BAKOELWEB INDONESIA


,


Jakarta


– Figur dituding sebagai intelejen polisi nampak mengacungkan senapan menuju para peserta protes selama unjuk rasa penolakan UU TNI di Jakarta pada hari Kamis, tanggal 27 Maret 2025. Kejadiannya direkam dalam klip video yang menjadi viral di jaringan sosial sesudah diposting oleh pengguna @eva***** di situs web X.

Di dalam klip tersebut, tampak kerumunan demonstrasi menentang
UU TNI
Mengejar seseorang bertubuh besar dan bermerek pakaian gelap yang diyakininya merupakan agen dari kepolisian. Tapi tanpa aba-aba, mereka mendadak melarikan diri seraya berteriak “Pistol! Pistol!” Orang tersebut kemudian diketahui membawa sebuah pisol sebelum pada akhirnya lari meninggalkan kerumunan demonstrasi.
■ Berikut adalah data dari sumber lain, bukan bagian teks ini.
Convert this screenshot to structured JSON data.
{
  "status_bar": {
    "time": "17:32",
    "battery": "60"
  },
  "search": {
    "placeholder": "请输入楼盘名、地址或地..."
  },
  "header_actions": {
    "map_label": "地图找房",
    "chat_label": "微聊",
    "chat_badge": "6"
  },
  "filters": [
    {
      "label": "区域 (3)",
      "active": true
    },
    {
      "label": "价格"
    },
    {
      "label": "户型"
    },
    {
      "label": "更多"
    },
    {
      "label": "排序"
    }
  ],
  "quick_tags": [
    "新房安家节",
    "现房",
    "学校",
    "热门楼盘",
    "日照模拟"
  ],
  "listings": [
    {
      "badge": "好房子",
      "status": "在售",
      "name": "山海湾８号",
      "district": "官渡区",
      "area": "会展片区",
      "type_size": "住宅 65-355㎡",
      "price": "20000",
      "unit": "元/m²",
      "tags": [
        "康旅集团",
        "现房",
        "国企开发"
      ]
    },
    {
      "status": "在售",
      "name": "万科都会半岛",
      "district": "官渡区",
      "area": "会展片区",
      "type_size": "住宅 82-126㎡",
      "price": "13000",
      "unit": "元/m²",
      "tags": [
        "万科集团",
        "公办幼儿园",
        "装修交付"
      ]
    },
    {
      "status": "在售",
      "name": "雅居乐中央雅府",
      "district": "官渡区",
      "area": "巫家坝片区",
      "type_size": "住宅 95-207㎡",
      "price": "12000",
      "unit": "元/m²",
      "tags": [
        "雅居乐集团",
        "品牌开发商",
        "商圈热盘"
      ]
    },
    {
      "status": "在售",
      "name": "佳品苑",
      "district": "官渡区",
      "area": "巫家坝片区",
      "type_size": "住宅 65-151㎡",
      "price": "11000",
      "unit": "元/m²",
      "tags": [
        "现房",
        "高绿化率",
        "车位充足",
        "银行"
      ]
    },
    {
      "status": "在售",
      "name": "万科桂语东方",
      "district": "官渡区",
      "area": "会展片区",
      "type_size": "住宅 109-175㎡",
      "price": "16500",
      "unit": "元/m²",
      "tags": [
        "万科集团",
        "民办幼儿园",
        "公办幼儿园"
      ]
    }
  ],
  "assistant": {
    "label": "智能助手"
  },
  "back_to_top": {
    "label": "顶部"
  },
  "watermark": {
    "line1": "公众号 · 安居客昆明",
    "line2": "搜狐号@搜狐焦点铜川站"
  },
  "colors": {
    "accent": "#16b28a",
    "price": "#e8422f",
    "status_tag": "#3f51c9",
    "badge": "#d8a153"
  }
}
Menurut Direktur Lembaga Bantuan Hukum Jakarta Fadhil Alfathan, menggunakan senjata api oleh pihak yang diperkirakan sebagai intel polisi adalah penyalahgunaan kekuatan yang berlebihan. “Jika sebelumnya terdapat intel yang dimasukkan ke dalam keramaian protes sambil membawa senjata, hal tersebut sangatlah berbahaya,” ungkap Fadhil ketika diwawancara pada hari Sabtu, tanggal 29 Maret 2025.

Fadhil menyebutkan bahwa senjata api boleh dipakai oleh kepolisian namun masih harus menaati aturan dan regulasi yang telah ditentukan.

Menurut Peraturan Kapolri No. 8 Tahun 2009, Bab 43 menjelaskan bahwa untuk menangani kerusuhan massa, semua personil Polri harus melaksanakan langkah-langkah secara bertahap dimulai dengan menggunakan metode terlembut seperti pendekatan persuasif. Baru kemudian dilanjutkan dengan pelaksanaan pembubaran protes sesuai aturan hukum yang ada serta memperhatikan aspek-aspek legalitas, kesesuaian, dan keseimbangan.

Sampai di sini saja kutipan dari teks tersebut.